Constructing a powerful graph that can effectively depict the intrinsic connection of data points is the critical step to make the graph-based semisupervised learning algorithms achieve promising performance. Among popular graph construction algorithms, low-rank representation (LRR) is a very competitive one that can simultaneously explore the global structure of data and recover the data from noisy environments. Therefore, the learned low-rank coefficient matrix in LRR can be used to construct the data affinity matrix. Consider the existing problems such as the following: the essentially linear property of LRR makes it not appropriate to process the possible nonlinear structure of data and learning performance can be greatly enhanced by exploring the structure information of data; we propose a new manifold kernelized low-rank representation (MKLRR) model that can perform LRR in the data manifold adaptive kernel space.

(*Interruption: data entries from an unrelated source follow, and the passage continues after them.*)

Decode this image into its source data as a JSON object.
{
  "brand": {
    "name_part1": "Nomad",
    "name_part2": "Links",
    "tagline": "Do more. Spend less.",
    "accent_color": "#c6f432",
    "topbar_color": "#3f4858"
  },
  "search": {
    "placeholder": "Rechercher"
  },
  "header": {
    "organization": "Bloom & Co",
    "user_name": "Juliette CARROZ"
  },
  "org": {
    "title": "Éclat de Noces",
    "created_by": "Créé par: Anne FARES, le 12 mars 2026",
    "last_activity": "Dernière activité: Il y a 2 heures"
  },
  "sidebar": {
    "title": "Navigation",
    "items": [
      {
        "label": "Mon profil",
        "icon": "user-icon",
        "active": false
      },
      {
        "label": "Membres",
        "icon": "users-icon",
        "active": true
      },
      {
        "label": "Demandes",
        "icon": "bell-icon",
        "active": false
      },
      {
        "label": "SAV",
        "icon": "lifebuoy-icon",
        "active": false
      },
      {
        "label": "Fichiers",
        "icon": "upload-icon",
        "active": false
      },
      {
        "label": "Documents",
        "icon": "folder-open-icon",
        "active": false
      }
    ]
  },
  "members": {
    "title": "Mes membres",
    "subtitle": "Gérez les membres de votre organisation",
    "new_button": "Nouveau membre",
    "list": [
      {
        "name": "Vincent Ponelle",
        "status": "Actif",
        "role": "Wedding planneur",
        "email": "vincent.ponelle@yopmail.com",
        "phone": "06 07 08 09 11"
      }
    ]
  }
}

Specifically, the manifold structure can be incorporated into the kernel space by using graph Laplacian and thus the underlying geometry of data is reflected by the wrapped kernel space. Experimental results of semisupervised image classification tasks show the effectiveness of MKLRR. For example, MKLRR can, respectively, obtain 96.13%, 98.09%, and 96.08% accuracies on ORL, Extended Yale B, and PIE data sets when given 5, 20, and 20 labeled face images per subject.